MAYOR SCHMOKE is wise to reject the report from his task force on lead poisoning, which calls for the removal of all in-place lead paint. The intent is laudable, but short of vaporizing Baltimore city, we run no more chance of eliminating lead paint than Chicken Little would of stopping the sky from falling by removing the sky.
We've been fumbling through abatement -- or removal -- programs for about 10 years now. There have been ambitious efforts to eliminate residential formaldehyde vapors, asbestos, lead paint and radon. These hazards have been said to cause everything from birth defects to learning disabilities to insanity, from minor ailments to cancer and death.
The reported dangers wax and wane largely on the success of tort lawyers in extracting sound bites from a physician or scientist on the courtroom stand. In spite of this circus, residential abatement programs have been fairly good for radon, about a draw for asbestos and a disaster for lead paint.
In essence, the success of these programs depends on how much exposure to hazardous materials we are willing to accept. Radon abatement is successful because we can dramatically reduce our exposure to chromosome-busting alpha particle radiation at very little cost. But these programs do not attempt to eliminate our exposure altogether. If any of us wants this, we would be well advised never to eat a green vegetable, experience sunlight or sleep next to another human being.
Certainly the reduction of asbestos in the work place is one of the better improvements to public health in the last 20 years. But the attempt at a complete elimination of the asbestos we live with on a day-to-day basis can hardly be called a success. Over the past seven to 10 years we have pumped out $25 to $100 billion in an attempt to satisfy the purists who wish to see all passive asbestos removed from houses, schools and workplaces. In spite of these sums there is no evidence that a single life has been saved or that overall amounts of airborne asbestos in "abated" buildings have been reduced.

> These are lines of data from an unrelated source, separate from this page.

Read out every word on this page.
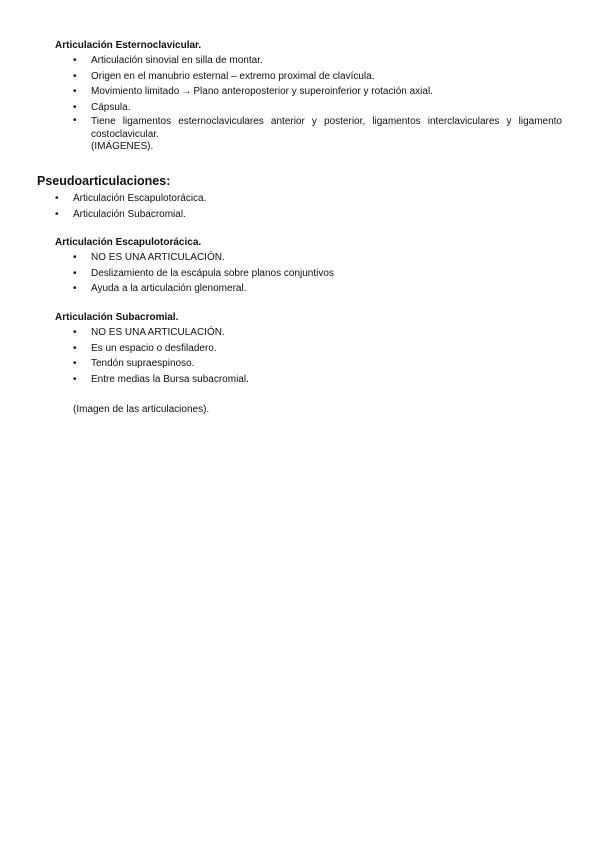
Articulación Esternoclavicular.
• Articulación sinovial en silla de montar.
• Origen en el manubrio esternal – extremo proximal de clavícula.
• Movimiento limitado → Plano anteroposterior y superoinferior y rotación axial.
• Cápsula.
• Tiene ligamentos esternoclaviculares anterior y posterior, ligamentos interclaviculares y ligamento costoclavicular.
(IMÁGENES).
Pseudoarticulaciones:
• Articulación Escapulotorácica.
• Articulación Subacromial.
Articulación Escapulotorácica.
• NO ES UNA ARTICULACIÓN.
• Deslizamiento de la escápula sobre planos conjuntivos
• Ayuda a la articulación glenomeral.
Articulación Subacromial.
• NO ES UNA ARTICULACIÓN.
• Es un espacio o desfiladero.
• Tendón supraespinoso.
• Entre medias la Bursa subacromial.
(Imagen de las articulaciones).
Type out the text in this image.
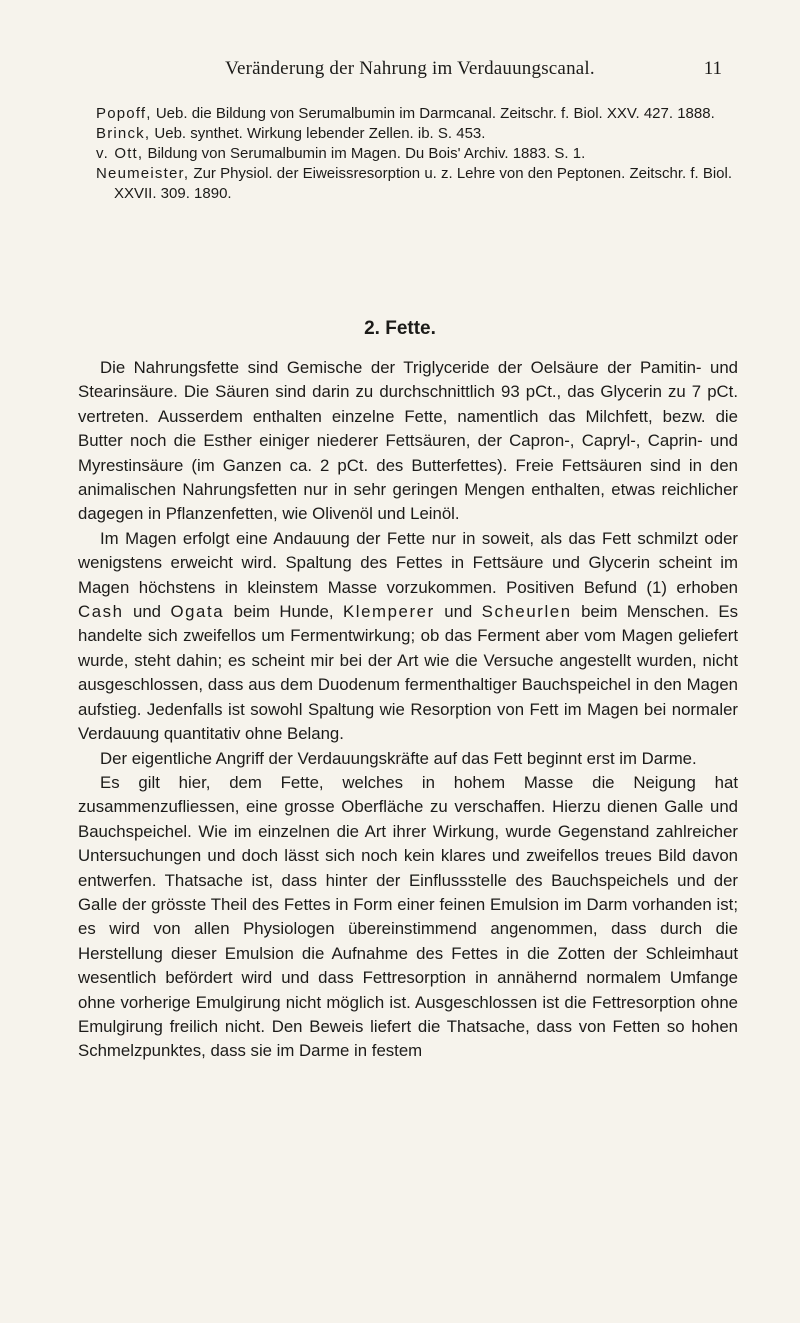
Veränderung der Nahrung im Verdauungscanal.	11
Popoff, Ueb. die Bildung von Serumalbumin im Darmcanal. Zeitschr. f. Biol. XXV. 427. 1888.
Brinck, Ueb. synthet. Wirkung lebender Zellen. ib. S. 453.
v. Ott, Bildung von Serumalbumin im Magen. Du Bois' Archiv. 1883. S. 1.
Neumeister, Zur Physiol. der Eiweissresorption u. z. Lehre von den Peptonen. Zeitschr. f. Biol. XXVII. 309. 1890.
2. Fette.

Die Nahrungsfette sind Gemische der Triglyceride der Oelsäure der Pamitin- und Stearinsäure. Die Säuren sind darin zu durchschnittlich 93 pCt., das Glycerin zu 7 pCt. vertreten. Ausserdem enthalten einzelne Fette, namentlich das Milchfett, bezw. die Butter noch die Esther einiger niederer Fettsäuren, der Capron-, Capryl-, Caprin- und Myrestinsäure (im Ganzen ca. 2 pCt. des Butterfettes). Freie Fettsäuren sind in den animalischen Nahrungsfetten nur in sehr geringen Mengen enthalten, etwas reichlicher dagegen in Pflanzenfetten, wie Olivenöl und Leinöl.

Im Magen erfolgt eine Andauung der Fette nur in soweit, als das Fett schmilzt oder wenigstens erweicht wird. Spaltung des Fettes in Fettsäure und Glycerin scheint im Magen höchstens in kleinstem Masse vorzukommen. Positiven Befund (1) erhoben Cash und Ogata beim Hunde, Klemperer und Scheurlen beim Menschen. Es handelte sich zweifellos um Fermentwirkung; ob das Ferment aber vom Magen geliefert wurde, steht dahin; es scheint mir bei der Art wie die Versuche angestellt wurden, nicht ausgeschlossen, dass aus dem Duodenum fermenthaltiger Bauchspeichel in den Magen aufstieg. Jedenfalls ist sowohl Spaltung wie Resorption von Fett im Magen bei normaler Verdauung quantitativ ohne Belang.

Der eigentliche Angriff der Verdauungskräfte auf das Fett beginnt erst im Darme.

Es gilt hier, dem Fette, welches in hohem Masse die Neigung hat zusammenzufliessen, eine grosse Oberfläche zu verschaffen. Hierzu dienen Galle und Bauchspeichel. Wie im einzelnen die Art ihrer Wirkung, wurde Gegenstand zahlreicher Untersuchungen und doch lässt sich noch kein klares und zweifellos treues Bild davon entwerfen. Thatsache ist, dass hinter der Einflussstelle des Bauchspeichels und der Galle der grösste Theil des Fettes in Form einer feinen Emulsion im Darm vorhanden ist; es wird von allen Physiologen übereinstimmend angenommen, dass durch die Herstellung dieser Emulsion die Aufnahme des Fettes in die Zotten der Schleimhaut wesentlich befördert wird und dass Fettresorption in annähernd normalem Umfange ohne vorherige Emulgirung nicht möglich ist. Ausgeschlossen ist die Fettresorption ohne Emulgirung freilich nicht. Den Beweis liefert die Thatsache, dass von Fetten so hohen Schmelzpunktes, dass sie im Darme in festem
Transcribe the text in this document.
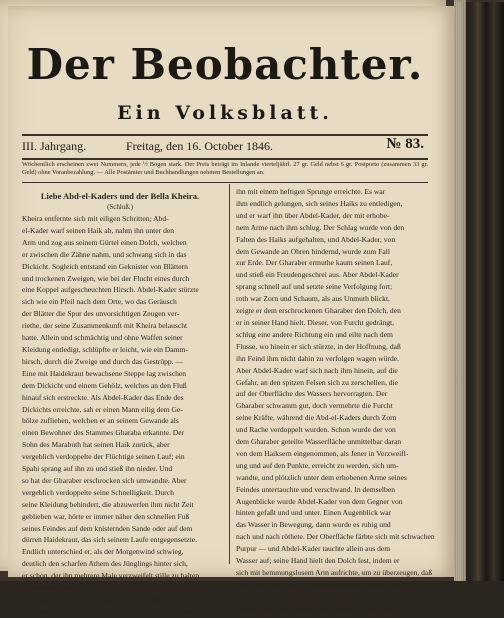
Der Beobachter.
Ein Volksblatt.
III. Jahrgang.	Freitag, den 16. October 1846.	№ 83.
Wöchentlich erscheinen zwei Nummern, jede ½ Bogen stark. Der Preis beträgt im Inlande vierteljährl. 27 gr. Geld nebst 6 gr. Postporto (zusammen 33 gr. Geld) ohne Voranbezahlung. — Alle Postämter und Buchhandlungen nehmen Bestellungen an.
Liebe Abd-el-Kaders und der Bella Kheira.
(Schluß.)
Kheira entfernte sich mit eiligen Schritten; Abd-
el-Kader warf seinen Haik ab, nahm ihn unter den
Arm und zog aus seinem Gürtel einen Dolch, welchen
er zwischen die Zähne nahm, und schwang sich in das
Dickicht. Sogleich entstand ein Geknister von Blättern
und trockenen Zweigen, wie bei der Flucht eines durch
eine Koppel aufgescheuchten Hirsch. Abdel-Kader stürzte
sich wie ein Pfeil nach dem Orte, wo das Geräusch
der Blätter die Spur des unvorsichtigen Zeugen ver-
riethe, der seine Zusammenkunft mit Kheira belauscht
hatte. Allein und schmächtig und ohne Waffen seiner
Kleidung entledigt, schlüpfte er leicht, wie ein Damm-
hirsch, durch die Zweige und durch das Gestrüpp. —
Eine mit Haidekraut bewachsene Steppe lag zwischen
dem Dickicht und einem Gehölz, welches an den Fluß
hinauf sich erstreckte. Als Abdel-Kader das Ende des
Dickichts erreichte, sah er einen Mann eilig dem Ge-
hölze zufliehen, welchen er an seinem Gewande als
einen Bewohner des Stammes Gharaba erkannte. Der
Sohn des Marabuth hat seinen Haik zurück, aber
vergeblich verdoppelte der Flüchtige seinen Lauf; ein
Spahi sprang auf ihn zu und stieß ihn nieder. Und
so hat der Gharaber erschrocken sich umwandte. Aber
vergeblich verdoppelte seine Schnelligkeit. Durch
seine Kleidung behindert, die abzuwerfen ihm nicht Zeit
geblieben war, hörte er immer näher den schnellen Fuß
seines Feindes auf dem knisternden Sande oder auf dem
dürren Haidekraut, das sich seinem Laufe entgegensetzte.
Endlich unterschied er, als der Morgenwind schwieg,
deutlich den scharfen Athem des Jünglings hinter sich,
er schon, der ihn mehrere Male verzweifelt stille zu halten
angekündet hatte.
Am Saume des Gehölzes wandte der Gharaber
sich plötzlich in dem Augenblicke um, als Abdel-Kader
ihn mit einem heftigen Sprunge erreichte. Es war
ihm endlich gelungen, sich seines Haiks zu entledigen,
und er warf ihn über Abdel-Kader, der mit erhobe-
nem Arme nach ihm schlug. Der Schlag wurde von den
Falten des Haiks aufgehalten, und Abdel-Kader, von
dem Gewande an Ohren hindernd, wurde zum Fall
zur Erde. Der Gharaber ermuthe kaum seinen Lauf,
und stieß ein Freudengeschrei aus. Aber Abdel-Kader
sprang schnell auf und setzte seine Verfolgung fort;
roth war Zorn und Schaum, als aus Unmuth blickt,
zeigte er dem erschrockenen Gharaber den Dolch, den
er in seiner Hand hielt. Dieser, von Furcht gedrängt,
schlug eine andere Richtung ein und eilte nach dem
Flusse, wo hinein er sich stürzte, in der Hoffnung, daß
ihn Feind ihm nicht dahin zu verfolgen wagen würde.
Aber Abdel-Kader warf sich nach ihm hinein, auf die
Gefahr, an den spitzen Felsen sich zu zerschellen, die
auf der Oberfläche des Wassers hervorragten. Der
Gharaber schwamm gut, doch vermehrte die Furcht
seine Kräfte, während die Abd-el-Kaders durch Zorn
und Rache verdoppelt wurden. Schon wurde der von
dem Gharaber geteilte Wasserfläche unmittelbar daran
von dem Haiksern eingenommen, als Jener in Verzweifl-
ung und auf den Punkte, erreicht zu werden, sich um-
wandte, und plötzlich unter dem erhobenen Arme seines
Feindes untertauchte und verschwand. In demselben
Augenblicke wurde Abdel-Kader von dem Gegner von
hinten gefaßt und und unter. Einen Augenblick war
das Wasser in Bewegung, dann wurde es ruhig und
nach und nach röthete. Der Oberfläche färbte sich mit schwachen
Purpur — und Abdel-Kader tauchte allein aus dem
Wasser auf; seine Hand hielt den Dolch fest, indem er
sich mit hemmungslosem Arm aufrichte, um zu überzeugen, daß
sein Feind nicht mit ihm heraufgekommen wäre. Dieser
aber wurde nach der Wahl auf die Kräfte um eine
Zeitlang auf dem Wasser; doch war es nur noch ein
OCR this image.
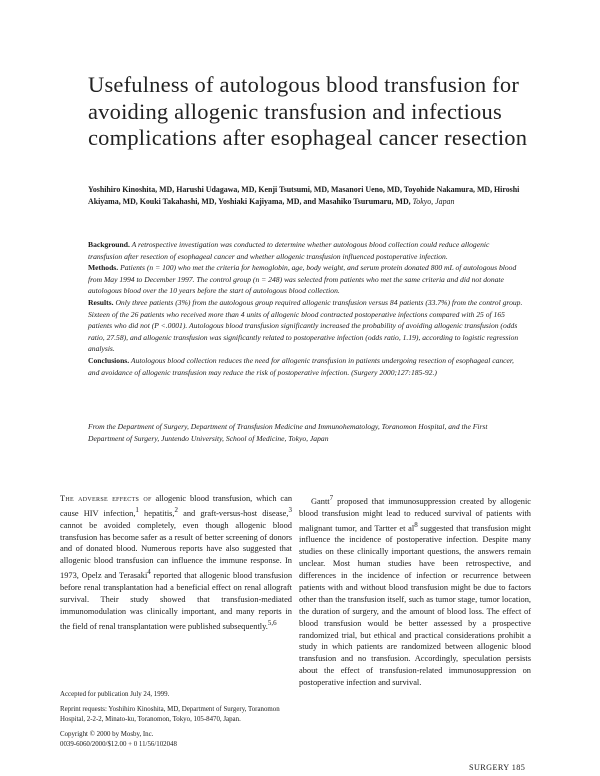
Usefulness of autologous blood transfusion for avoiding allogenic transfusion and infectious complications after esophageal cancer resection

Yoshihiro Kinoshita, MD, Harushi Udagawa, MD, Kenji Tsutsumi, MD, Masanori Ueno, MD, Toyohide Nakamura, MD, Hiroshi Akiyama, MD, Kouki Takahashi, MD, Yoshiaki Kajiyama, MD, and Masahiko Tsurumaru, MD, Tokyo, Japan

Background. A retrospective investigation was conducted to determine whether autologous blood collection could reduce allogenic transfusion after resection of esophageal cancer and whether allogenic transfusion influenced postoperative infection.

Methods. Patients (n = 100) who met the criteria for hemoglobin, age, body weight, and serum protein donated 800 mL of autologous blood from May 1994 to December 1997. The control group (n = 248) was selected from patients who met the same criteria and did not donate autologous blood over the 10 years before the start of autologous blood collection.

Results. Only three patients (3%) from the autologous group required allogenic transfusion versus 84 patients (33.7%) from the control group. Sixteen of the 26 patients who received more than 4 units of allogenic blood contracted postoperative infections compared with 25 of 165 patients who did not (P <.0001). Autologous blood transfusion significantly increased the probability of avoiding allogenic transfusion (odds ratio, 27.58), and allogenic transfusion was significantly related to postoperative infection (odds ratio, 1.19), according to logistic regression analysis.

Conclusions. Autologous blood collection reduces the need for allogenic transfusion in patients undergoing resection of esophageal cancer, and avoidance of allogenic transfusion may reduce the risk of postoperative infection. (Surgery 2000;127:185-92.)

From the Department of Surgery, Department of Transfusion Medicine and Immunohematology, Toranomon Hospital, and the First Department of Surgery, Juntendo University, School of Medicine, Tokyo, Japan

The adverse effects of allogenic blood transfusion, which can cause HIV infection,$^1$ hepatitis,$^2$ and graft-versus-host disease,$^3$ cannot be avoided completely, even though allogenic blood transfusion has become safer as a result of better screening of donors and of donated blood. Numerous reports have also suggested that allogenic blood transfusion can influence the immune response. In 1973, Opelz and Terasaki$^4$ reported that allogenic blood transfusion before renal transplantation had a beneficial effect on renal allograft survival. Their study showed that transfusion-mediated immunomodulation was clinically important, and many reports in the field of renal transplantation were published subsequently.$^{5,6}$

Accepted for publication July 24, 1999.

Reprint requests: Yoshihiro Kinoshita, MD, Department of Surgery, Toranomon Hospital, 2-2-2, Minato-ku, Toranomon, Tokyo, 105-8470, Japan.

Copyright © 2000 by Mosby, Inc.

0039-6060/2000/$12.00 + 0 11/56/102048

Gantt$^7$ proposed that immunosuppression created by allogenic blood transfusion might lead to reduced survival of patients with malignant tumor, and Tartter et $al^8$ suggested that transfusion might influence the incidence of postoperative infection. Despite many studies on these clinically important questions, the answers remain unclear. Most human studies have been retrospective, and differences in the incidence of infection or recurrence between patients with and without blood transfusion might be due to factors other than the transfusion itself, such as tumor stage, tumor location, the duration of surgery, and the amount of blood loss. The effect of blood transfusion would be better assessed by a prospective randomized trial, but ethical and practical considerations prohibit a study in which patients are randomized between allogenic blood transfusion and no transfusion. Accordingly, speculation persists about the effect of transfusion-related immunosuppression on postoperative infection and survival.

SURGERY 185
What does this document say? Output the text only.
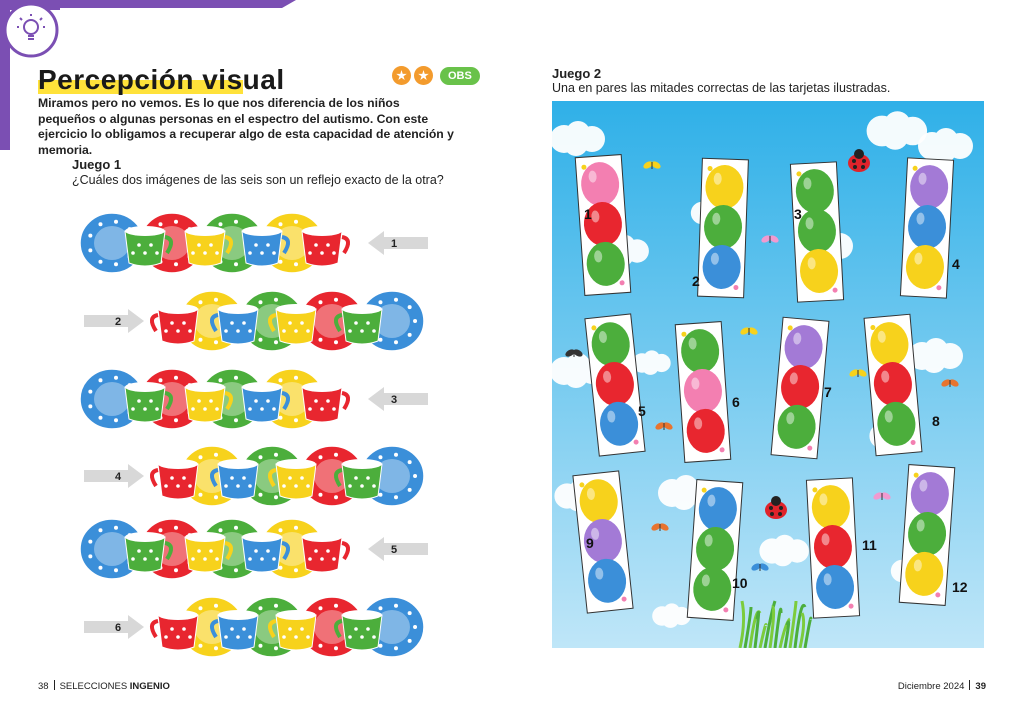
Percepción visual	OBS
Miramos pero no vemos. Es lo que nos diferencia de los niños pequeños o algunas personas en el espectro del autismo. Con este ejercicio lo obligamos a recuperar algo de esta capacidad de atención y memoria.
Juego 1
¿Cuáles dos imágenes de las seis son un reflejo exacto de la otra?
1
2
3
4
5
6
Juego 2
Una en pares las mitades correctas de las tarjetas ilustradas.
1
2
3
4
5
6
7
8
9
10
11
12
38 SELECCIONES INGENIO	Diciembre 2024 39
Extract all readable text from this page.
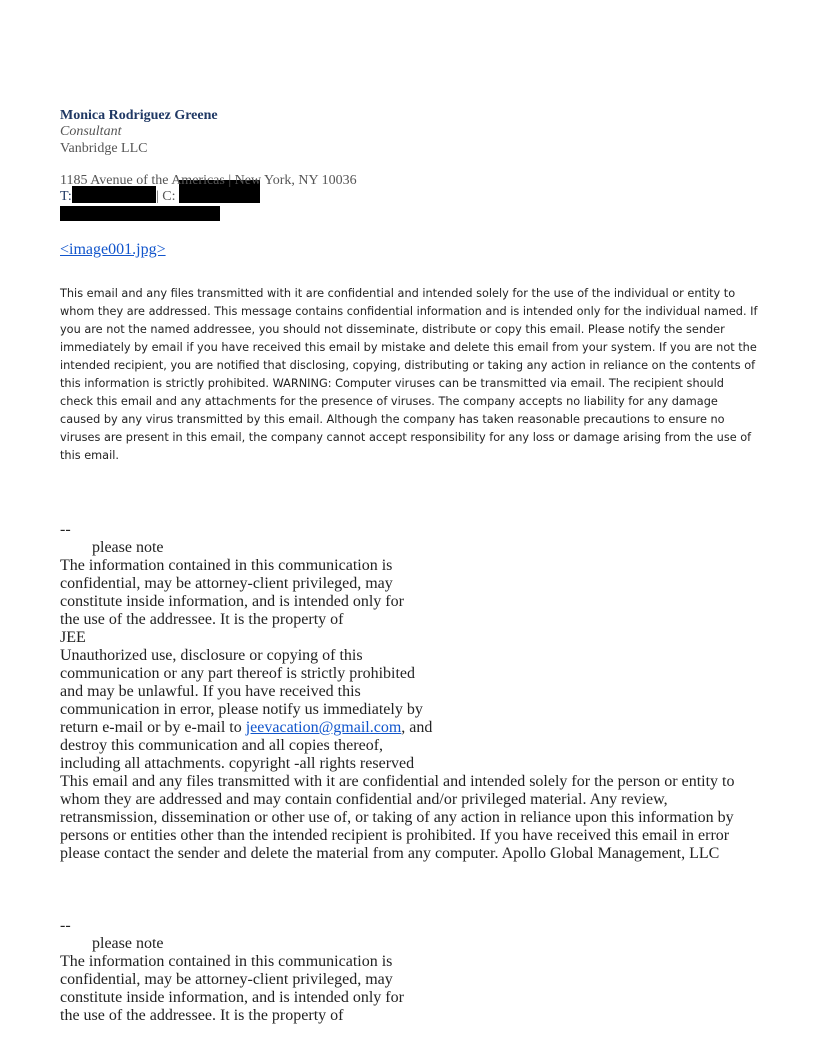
Monica Rodriguez Greene

Consultant

Vanbridge LLC

1185 Avenue of the Americas | New York, NY 10036

T:	| C:
<image001.jpg>
This email and any files transmitted with it are confidential and intended solely for the use of the individual or entity to whom they are addressed. This message contains confidential information and is intended only for the individual named. If you are not the named addressee, you should not disseminate, distribute or copy this email. Please notify the sender immediately by email if you have received this email by mistake and delete this email from your system. If you are not the intended recipient, you are notified that disclosing, copying, distributing or taking any action in reliance on the contents of this information is strictly prohibited. WARNING: Computer viruses can be transmitted via email. The recipient should check this email and any attachments for the presence of viruses. The company accepts no liability for any damage caused by any virus transmitted by this email. Although the company has taken reasonable precautions to ensure no viruses are present in this email, the company cannot accept responsibility for any loss or damage arising from the use of this email.
--
please note
The information contained in this communication is
confidential, may be attorney-client privileged, may
constitute inside information, and is intended only for
the use of the addressee. It is the property of
JEE
Unauthorized use, disclosure or copying of this
communication or any part thereof is strictly prohibited
and may be unlawful. If you have received this
communication in error, please notify us immediately by
return e-mail or by e-mail to jeevacation@gmail.com, and
destroy this communication and all copies thereof,
including all attachments. copyright -all rights reserved
This email and any files transmitted with it are confidential and intended solely for the person or entity to whom they are addressed and may contain confidential and/or privileged material. Any review, retransmission, dissemination or other use of, or taking of any action in reliance upon this information by persons or entities other than the intended recipient is prohibited. If you have received this email in error please contact the sender and delete the material from any computer. Apollo Global Management, LLC
--
please note
The information contained in this communication is
confidential, may be attorney-client privileged, may
constitute inside information, and is intended only for
the use of the addressee. It is the property of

The abatement of lead paint has been even less successful. In fact, until recently it was a remarkable failure in Baltimore.
For several decades the city's approach to lead paint abatement was based on the ill-observed and somewhat condescending theory that some toddlers, particularly those of the underclass, would seek out lead paint and chew on it because it tastes sweet. Houses laden with lead dust were not considered a problem, and the normal and frequent hand-to-mouth behavior of toddlers was not considered an issue.
Before July 1, 1987, in dwellings in which children suffered from lead poisoning, the city required only that lead paint be removed within four feet of the floor. The removal was usually done with an open flame; there were no regulations and little regard for the paint chips, lead dust and vapor this would generate. As a result a house or apartment would often be more contaminated with lead after abatement than before. Children released from the hospital were often re-admitted with a second dose of lead poisoning.
These practices perpetuated a cycle in which, out of 100 or so hospital admissions for lead poisoning each year, approximately would be re-admissions. But these admissions were almost exclusively from poor families, the inarticulate and the disorganized who lived in run-down rental property.
To date, the Johns Hopkins lead programs have had no admissions of children poisoned by lead paint in such lead-infested neighborhoods as Guilford, Roland Park or Lutherville. If this were a middle-class problem, it would not have remained festering in the background for so long.
In cases where children's blood levels have reached the toxic point in owner-occupied homes, it has generally been because of a specific cause, such as burning or sanding lead paint -- not because of the normal interaction of a house and its occupants. After all, it was because of contractors' sanding lead paint that the White House recently suffered from lead dust contamination.
We are told by the mayor's task force that 30,000 Baltimore children are finding their ability to read significantly impaired. Some even believe that these children are many times more likely to drop out of school and become a burden to society, all because of their exposure to lead paint. Yet that number is based on a standard far lower than the levels at which lead-blood counts are now considered toxic. In fact, the scientific evidence that low levels of lead make a substantial difference in a child's cognitive abilities is divided.